Court Opinion

ID: 9855543
Source: CourtListenerOpinion
Date Created: 2023-09-24 06:27:10.23929+00
Date Added: 2024-06-11T09:36:11.443300
License: Public Domain

MAYNARD, Justice,
dissenting:
(Filed Dec. 12, 2001)
I would affirm the circuit court’s grant of summary judgment on behalf of Bruce Hardwood.
The appellant clearly failed to establish that his filing of a workers’ compensation claim was a significant factor in Bruce Hardwood’s decision to discharge him. Instead, the evidence indicates that the appellant was fired because he violated an important safety regulation. This conclusion is supported by facts which are undisputed by competent evidence. These facts include Bruce Hardwood’s safety rule which provides that an employee may be discharged immediately without prior warning for reaching his or her hand into a machine while it is running or before moving parts have stopped. The appellant admitted that he grabbed a piece of wood stuck between the feed rolls of the 502 machine and the machine’s back rolls injured his hand. Several Bruce Hardwood employees submitted affidavits below stating that the appellant told them that he had stuck his hand into the 502 machine while the machine parts were still moving. The appellant’s minor injury required only a trip to the emergency room and a few stitches, while Bruce Hardwood has retained many employees who have filed workers’ compensation actions and whose injuries were much more severe than the appellant’s. Finally, other employees who have violated the same safety policy as the appellant have also been terminated.
The majority opinion sets forth, as evidence supporting the appellant’s claim, that the appellant “was an excellent employee who received satisfactory employment evaluations.” This is wholly irrelevant. While “[ejvidence of satisfactory work performance and supervisory evaluations before the accident can rebut an employer’s claim of poor job performance,” Powell v. Wyoming Cablevision, Inc., 184 W.Va. 700, 704, 403 S.E.2d 717, 721 (1991), there is no claim by management in the instant case that the *698appellant was fired for poor job performance. To the contrary, Bruce Hardwood stated that it was aware of the appellant’s performance record, but did not take it into account because of the sei'iousness of his violation.
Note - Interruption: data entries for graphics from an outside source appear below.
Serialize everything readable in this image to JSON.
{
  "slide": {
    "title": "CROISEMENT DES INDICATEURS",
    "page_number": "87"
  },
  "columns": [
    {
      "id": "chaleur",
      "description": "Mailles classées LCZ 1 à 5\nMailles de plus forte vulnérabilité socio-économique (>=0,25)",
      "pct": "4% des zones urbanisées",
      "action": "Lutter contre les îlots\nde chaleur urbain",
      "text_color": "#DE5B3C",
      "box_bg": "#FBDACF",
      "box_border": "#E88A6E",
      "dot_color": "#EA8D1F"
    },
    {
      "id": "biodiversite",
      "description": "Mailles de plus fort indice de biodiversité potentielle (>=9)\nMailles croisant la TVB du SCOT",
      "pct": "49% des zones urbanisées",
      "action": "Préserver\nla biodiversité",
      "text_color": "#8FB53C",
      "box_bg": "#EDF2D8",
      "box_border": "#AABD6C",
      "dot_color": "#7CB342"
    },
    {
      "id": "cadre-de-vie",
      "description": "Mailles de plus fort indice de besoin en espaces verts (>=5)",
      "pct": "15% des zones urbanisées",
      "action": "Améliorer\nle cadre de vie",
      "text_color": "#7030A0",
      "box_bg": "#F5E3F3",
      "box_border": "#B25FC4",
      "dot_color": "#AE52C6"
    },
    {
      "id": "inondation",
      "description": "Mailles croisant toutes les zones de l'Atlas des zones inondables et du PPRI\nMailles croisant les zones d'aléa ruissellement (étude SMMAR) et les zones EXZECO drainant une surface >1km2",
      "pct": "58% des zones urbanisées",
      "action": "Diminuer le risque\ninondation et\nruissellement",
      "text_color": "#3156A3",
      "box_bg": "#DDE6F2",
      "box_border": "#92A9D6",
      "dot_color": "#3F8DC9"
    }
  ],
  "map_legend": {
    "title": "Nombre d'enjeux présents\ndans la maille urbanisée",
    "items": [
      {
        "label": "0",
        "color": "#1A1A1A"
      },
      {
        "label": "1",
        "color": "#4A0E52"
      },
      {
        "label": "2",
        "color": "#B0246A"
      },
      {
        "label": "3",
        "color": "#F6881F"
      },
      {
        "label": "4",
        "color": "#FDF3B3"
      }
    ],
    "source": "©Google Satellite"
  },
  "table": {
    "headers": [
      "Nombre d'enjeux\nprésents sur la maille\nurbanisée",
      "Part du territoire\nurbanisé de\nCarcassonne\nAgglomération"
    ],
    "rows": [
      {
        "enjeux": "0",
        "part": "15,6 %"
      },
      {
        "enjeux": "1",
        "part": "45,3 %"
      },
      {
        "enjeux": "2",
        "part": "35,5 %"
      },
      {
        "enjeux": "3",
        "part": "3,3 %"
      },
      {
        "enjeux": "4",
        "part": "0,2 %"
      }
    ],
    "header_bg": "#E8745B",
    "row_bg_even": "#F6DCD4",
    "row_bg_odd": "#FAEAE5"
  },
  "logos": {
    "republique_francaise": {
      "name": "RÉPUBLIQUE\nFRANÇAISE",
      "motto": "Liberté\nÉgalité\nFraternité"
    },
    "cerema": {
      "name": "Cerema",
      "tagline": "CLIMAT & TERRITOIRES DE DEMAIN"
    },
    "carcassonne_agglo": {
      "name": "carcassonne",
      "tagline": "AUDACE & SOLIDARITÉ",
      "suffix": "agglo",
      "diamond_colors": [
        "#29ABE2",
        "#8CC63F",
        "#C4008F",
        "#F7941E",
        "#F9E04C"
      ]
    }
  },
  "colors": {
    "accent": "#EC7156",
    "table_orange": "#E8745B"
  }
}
Also, the majority emphasizes Bruce Hardwood’s policy of reducing its supervisor’s bonuses for each work-related injury as evidence of discriminatory intent. This evidence, however, is not probative in light of the fact that the decision to fire the appellant was not made by his immediate supervisor alone, but only after a meeting between his immediate supervisor, the production superintendent, and the personnel/safety director. Moreover, any adverse inference drawn from Bruce Hardwood’s policy is contradicted by the fact that Bruce Hardwood has retained many employees who have filed workers’ compensation claims. In sum, the appellant has failed to adduce any evidence giving rise to a genuine issue of material fact, and, therefore, summary judgment is proper.
The majority opinion indicates to me that it is impossible, without having to suffer the ordeal of a trial, for an employer to terminate an employee for any reason if that employee has recently filed a workers’ compensation claim. As a practical matter, that employee enjoys immunity from discharge for a certain period after filing his or her claim. The only valid evidence of workers’ compensation discrimination in the instant case is the proximity in time of the claim and the firing. Yet this alone, under our law, does not prove a prima facie case of discrimination sufficient to escape summary judgment. Nevertheless, the majority opinion finds that the appellant can take such an insufficient case to trial.
Finally, I find it curious that the majority sees fit to, in effect, punish an employer for having stringent safety rules and for vigorously enforcing them. The nature of Bruce Hardwood’s business requires employees to constantly exercise the utmost caution in the operation of machinery in order to prevent serious and perhaps permanent injuries. If Bruce Hardwood did not maintain and enforce safety regulations, I have no doubt that this Court would uphold, in a case of serious injury, the right of a Bruce Hardwood employee to bring a deliberate intention action against his or her employer. The majority opinion places Bruce Hardwood and similarly situated employers in a no-win situation. They are damned if they maintain and enforce safety regulations and damned if they do not.
Accordingly, for the reasons stated above, I dissent.